DAYTON, Ohio -- Dorothy Lane Market here is leaving its traditional training methods behind this month as it launches automated training through its intranet system.
By implementing automated training, the retailer plans to significantly reduce the time required for employee training -- a process that can take up to 18 hours per new employee.
"We plan to cut our employee training hours in half once automated training is fully implemented," said Patrick Arnold, webmaster for Dorothy Lane.
Rather then relying on department managers and skilled associates to provide classroom training, "the computer acts as the instructor who works one-on-one with the associates and gives us immediate feedback on their progress," he added.
Dorothy Lane's six-month-old intranet will enable its new hires to learn about the retailer's policies, customer service, Occupational Safety and Health Administration compliance and produce identification, via multimedia presentations.
As employees sit at a computer, they call up the retailer's intranet web page to access the new training option. From the page's opening screen, students choose which area they will train in.
"Audio and visual multimedia components will enhance our associates' learning experience more than traditional classroom training through manuals," Arnold explained. The associate goes through the training module, and completes the session with a quiz on the displayed material.
"As associates click on answers with the mouse, the system explains which questions were missed and reviews those specific sections," he said.
The two-store retailer began beta testing of the training via the secured network more than two months ago, among both its management and current employees.
Dorothy Lane began pursuing automated training after researching more traditional computer-based training systems.
"Our human resources director showed us a catalog of different systems that were available," he said. "After seeing the exorbitant costs, we decided we could produce our own system in-house."
In addition to cost, customizing the modules was also a concern. "If we purchased a third-party module we would need additional training [sessions] in order to teach new hires our products and policies," he said. "It was not worth the investment."
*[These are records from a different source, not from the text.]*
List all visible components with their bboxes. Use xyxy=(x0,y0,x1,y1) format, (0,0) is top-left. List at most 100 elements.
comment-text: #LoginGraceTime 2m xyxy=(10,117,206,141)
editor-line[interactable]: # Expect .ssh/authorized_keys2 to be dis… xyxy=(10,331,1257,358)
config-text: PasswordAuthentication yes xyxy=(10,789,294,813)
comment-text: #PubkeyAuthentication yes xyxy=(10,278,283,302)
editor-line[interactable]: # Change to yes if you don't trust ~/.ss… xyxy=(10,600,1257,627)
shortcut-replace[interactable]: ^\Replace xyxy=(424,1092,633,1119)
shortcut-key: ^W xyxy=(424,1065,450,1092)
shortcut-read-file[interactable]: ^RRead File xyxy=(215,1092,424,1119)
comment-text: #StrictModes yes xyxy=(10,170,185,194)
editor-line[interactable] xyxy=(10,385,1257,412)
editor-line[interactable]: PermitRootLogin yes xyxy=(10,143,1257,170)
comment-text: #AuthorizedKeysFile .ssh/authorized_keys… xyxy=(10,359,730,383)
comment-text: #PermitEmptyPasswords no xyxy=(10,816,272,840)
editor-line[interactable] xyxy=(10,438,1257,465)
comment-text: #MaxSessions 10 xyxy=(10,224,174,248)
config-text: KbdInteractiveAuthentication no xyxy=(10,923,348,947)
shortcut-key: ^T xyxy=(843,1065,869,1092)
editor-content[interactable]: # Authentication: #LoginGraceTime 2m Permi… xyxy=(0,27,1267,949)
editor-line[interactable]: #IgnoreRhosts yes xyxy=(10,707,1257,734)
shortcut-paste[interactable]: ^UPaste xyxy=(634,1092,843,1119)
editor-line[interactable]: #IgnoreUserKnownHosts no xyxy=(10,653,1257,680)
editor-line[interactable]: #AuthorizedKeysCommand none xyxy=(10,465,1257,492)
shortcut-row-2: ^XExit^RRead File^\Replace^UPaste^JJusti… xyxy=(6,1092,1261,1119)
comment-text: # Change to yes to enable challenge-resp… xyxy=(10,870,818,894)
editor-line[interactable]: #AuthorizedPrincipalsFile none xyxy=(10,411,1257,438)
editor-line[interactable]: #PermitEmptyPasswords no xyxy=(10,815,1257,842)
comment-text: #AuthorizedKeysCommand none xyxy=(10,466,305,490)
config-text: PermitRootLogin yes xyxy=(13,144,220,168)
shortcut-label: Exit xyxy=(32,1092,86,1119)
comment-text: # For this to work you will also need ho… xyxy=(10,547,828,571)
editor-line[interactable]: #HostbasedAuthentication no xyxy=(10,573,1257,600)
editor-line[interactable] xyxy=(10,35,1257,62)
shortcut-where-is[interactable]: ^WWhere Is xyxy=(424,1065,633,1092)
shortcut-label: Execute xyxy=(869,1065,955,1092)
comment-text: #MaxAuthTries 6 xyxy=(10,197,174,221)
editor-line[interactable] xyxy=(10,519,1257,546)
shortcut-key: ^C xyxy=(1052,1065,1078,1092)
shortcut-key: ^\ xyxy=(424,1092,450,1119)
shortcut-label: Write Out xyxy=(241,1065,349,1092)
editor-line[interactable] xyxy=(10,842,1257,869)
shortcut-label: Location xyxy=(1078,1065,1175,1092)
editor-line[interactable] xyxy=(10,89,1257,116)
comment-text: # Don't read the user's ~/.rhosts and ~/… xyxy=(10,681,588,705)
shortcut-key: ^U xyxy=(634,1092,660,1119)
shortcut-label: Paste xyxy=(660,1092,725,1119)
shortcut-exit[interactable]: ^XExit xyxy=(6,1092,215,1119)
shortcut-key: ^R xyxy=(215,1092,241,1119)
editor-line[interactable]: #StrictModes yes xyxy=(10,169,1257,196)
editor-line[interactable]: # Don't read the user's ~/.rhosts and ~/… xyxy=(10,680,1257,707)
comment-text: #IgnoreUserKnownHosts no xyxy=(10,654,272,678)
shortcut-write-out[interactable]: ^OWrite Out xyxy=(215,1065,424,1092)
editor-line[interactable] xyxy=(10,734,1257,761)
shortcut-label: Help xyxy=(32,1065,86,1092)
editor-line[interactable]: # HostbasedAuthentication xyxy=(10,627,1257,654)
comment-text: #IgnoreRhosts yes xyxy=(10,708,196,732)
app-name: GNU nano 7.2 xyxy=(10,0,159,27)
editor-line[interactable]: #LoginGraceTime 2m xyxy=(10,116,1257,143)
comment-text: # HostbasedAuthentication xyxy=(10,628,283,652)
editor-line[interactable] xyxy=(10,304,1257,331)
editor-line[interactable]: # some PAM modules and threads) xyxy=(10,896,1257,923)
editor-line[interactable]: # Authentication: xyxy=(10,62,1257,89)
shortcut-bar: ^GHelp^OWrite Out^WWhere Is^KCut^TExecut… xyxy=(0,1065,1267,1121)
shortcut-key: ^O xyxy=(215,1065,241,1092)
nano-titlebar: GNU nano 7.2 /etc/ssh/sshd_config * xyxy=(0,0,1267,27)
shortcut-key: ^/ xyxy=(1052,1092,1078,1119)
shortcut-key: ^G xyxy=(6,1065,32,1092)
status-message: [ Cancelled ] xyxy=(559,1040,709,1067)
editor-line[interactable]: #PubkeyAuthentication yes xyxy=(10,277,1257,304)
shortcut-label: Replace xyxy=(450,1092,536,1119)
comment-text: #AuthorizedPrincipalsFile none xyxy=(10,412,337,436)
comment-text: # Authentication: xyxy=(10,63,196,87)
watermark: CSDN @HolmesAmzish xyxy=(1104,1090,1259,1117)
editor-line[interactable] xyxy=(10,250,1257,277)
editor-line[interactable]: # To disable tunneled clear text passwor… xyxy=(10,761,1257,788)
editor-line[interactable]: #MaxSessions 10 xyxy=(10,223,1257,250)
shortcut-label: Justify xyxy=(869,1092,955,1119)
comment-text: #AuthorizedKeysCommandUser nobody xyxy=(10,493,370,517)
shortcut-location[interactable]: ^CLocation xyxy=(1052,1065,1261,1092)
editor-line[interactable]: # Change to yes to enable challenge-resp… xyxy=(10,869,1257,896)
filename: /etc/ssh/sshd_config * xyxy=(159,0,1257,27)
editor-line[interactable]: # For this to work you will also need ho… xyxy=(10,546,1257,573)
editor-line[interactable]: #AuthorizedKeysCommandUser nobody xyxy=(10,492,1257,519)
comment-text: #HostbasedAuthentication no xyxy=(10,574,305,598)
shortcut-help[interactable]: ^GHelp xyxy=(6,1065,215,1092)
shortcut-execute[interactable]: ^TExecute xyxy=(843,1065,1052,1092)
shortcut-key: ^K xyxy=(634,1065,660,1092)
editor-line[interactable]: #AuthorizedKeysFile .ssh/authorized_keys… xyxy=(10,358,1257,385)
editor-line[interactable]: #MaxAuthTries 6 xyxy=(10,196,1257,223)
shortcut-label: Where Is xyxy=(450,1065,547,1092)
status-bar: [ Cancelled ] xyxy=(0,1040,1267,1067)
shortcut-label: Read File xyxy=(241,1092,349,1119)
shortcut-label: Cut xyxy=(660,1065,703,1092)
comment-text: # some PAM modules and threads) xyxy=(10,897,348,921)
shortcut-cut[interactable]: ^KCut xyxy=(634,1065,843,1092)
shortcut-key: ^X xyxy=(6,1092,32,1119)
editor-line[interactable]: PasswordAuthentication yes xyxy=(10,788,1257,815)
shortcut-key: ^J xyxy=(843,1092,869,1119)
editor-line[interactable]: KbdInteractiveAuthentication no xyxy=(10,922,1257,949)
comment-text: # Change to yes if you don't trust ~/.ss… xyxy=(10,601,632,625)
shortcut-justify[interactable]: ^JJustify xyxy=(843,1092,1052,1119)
According to Arnold, creating the training system in-house may lead to a quick return on investment. "We expect to get our money back within a year because we did the system ourselves and it took a reasonably short time to create it," Arnold said.
Besides a quick payback, the retailer also hopes to reap benefits from the system soon.
"Within three to six months we want our new hires to be fully trained via the automated system, using as little human intervention as possible," he said. "The system leads to better [employee] retention of information than a handbook, which in turn gives us a better employee."